- Ashland Township, Minnesota Location within the state of Minnesota Ashland Township, Minnesota Ashland Township, Minnesota (the United States)
- Coordinates: 43°59′19″N 92°51′51″W﻿ / ﻿43.98861°N 92.86417°W
- Country: United States
- State: Minnesota
- County: Dodge

Area
- • Total: 37.4 sq mi (96.8 km^{2})
- • Land: 37.4 sq mi (96.8 km^{2})
- • Water: 0 sq mi (0.0 km^{2})
- Elevation: 1,306 ft (398 m)

Population (2000)
- • Total: 367
- • Density: 9.8/sq mi (3.8/km^{2})
- Time zone: UTC-6 (Central (CST))
- • Summer (DST): UTC-5 (CDT)
- FIPS code: 27-02512
- GNIS feature ID: 0663467

= Ashland Township, Dodge County, Minnesota =

Ashland Township is a township in Dodge County, Minnesota, United States. The population was 367 at the 2000 census.

Ashland Township was organized in 1858.

==Geography==
According to the United States Census Bureau, Ashland Township has a total area of 37.4 sqmi, all land.

An 1894 Dodge County plat map showed a village of Ashland in Section 22 of the township (T106N, R17W), but by 1966 it had disappeared from USGS maps, leaving only Vlasaty, a point on the Chicago Great Western Railway, both of which have since then also disappeared.

==Demographics==
As of the census of 2000, there were 367 people, 123 households, and 101 families residing in the township. The population density was 9.8 PD/sqmi. There were 130 housing units at an average density of 3.5 /sqmi. The racial makeup of the township was 97.28% White, 0.27% Native American, 0.27% Asian, 1.91% from other races, and 0.27% from two or more races. Hispanic or Latino of any race were 4.09% of the population.

There were 123 households, out of which 39.8% had children under the age of 18 living with them, 74.0% were married couples living together, 1.6% had a female householder with no husband present, and 17.1% were non-families. 12.2% of all households were made up of individuals, and 4.9% had someone living alone who was 65 years of age or older. The average household size was 2.98 and the average family size was 3.24.
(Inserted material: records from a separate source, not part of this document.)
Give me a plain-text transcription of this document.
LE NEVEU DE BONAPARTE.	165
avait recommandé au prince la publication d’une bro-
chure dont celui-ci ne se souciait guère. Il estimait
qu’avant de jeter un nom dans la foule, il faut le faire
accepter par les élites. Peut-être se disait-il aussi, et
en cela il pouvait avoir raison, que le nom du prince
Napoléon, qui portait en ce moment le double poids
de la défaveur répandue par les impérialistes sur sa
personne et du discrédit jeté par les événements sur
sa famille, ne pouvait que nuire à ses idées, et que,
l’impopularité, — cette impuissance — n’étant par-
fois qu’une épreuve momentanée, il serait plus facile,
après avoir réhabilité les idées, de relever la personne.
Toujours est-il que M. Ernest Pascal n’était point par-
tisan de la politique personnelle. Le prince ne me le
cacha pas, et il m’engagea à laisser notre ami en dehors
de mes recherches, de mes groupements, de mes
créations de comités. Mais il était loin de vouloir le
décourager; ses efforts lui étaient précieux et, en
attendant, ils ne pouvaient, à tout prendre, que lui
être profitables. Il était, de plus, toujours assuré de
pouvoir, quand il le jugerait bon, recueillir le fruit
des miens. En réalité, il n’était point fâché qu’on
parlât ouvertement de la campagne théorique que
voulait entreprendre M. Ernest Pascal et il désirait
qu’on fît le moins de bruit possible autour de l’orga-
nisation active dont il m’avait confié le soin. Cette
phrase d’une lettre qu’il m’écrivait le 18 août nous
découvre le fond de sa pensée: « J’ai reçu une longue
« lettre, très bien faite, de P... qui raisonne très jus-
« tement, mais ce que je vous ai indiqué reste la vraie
In the township the population was spread out, with 28.6% under the age of 18, 10.4% from 18 to 24, 26.7% from 25 to 44, 22.6% from 45 to 64, and 11.7% who were 65 years of age or older. The median age was 38 years. For every 100 females, there were 117.2 males. For every 100 females age 18 and over, there were 123.9 males.

The median income for a household in the township was $54,375, and the median income for a family was $57,250. Males had a median income of $30,179 versus $23,750 for females. The per capita income for the township was $18,806. About 6.2% of families and 8.6% of the population were below the poverty line, including 6.7% of those under age 18 and 27.9% of those age 65 or over.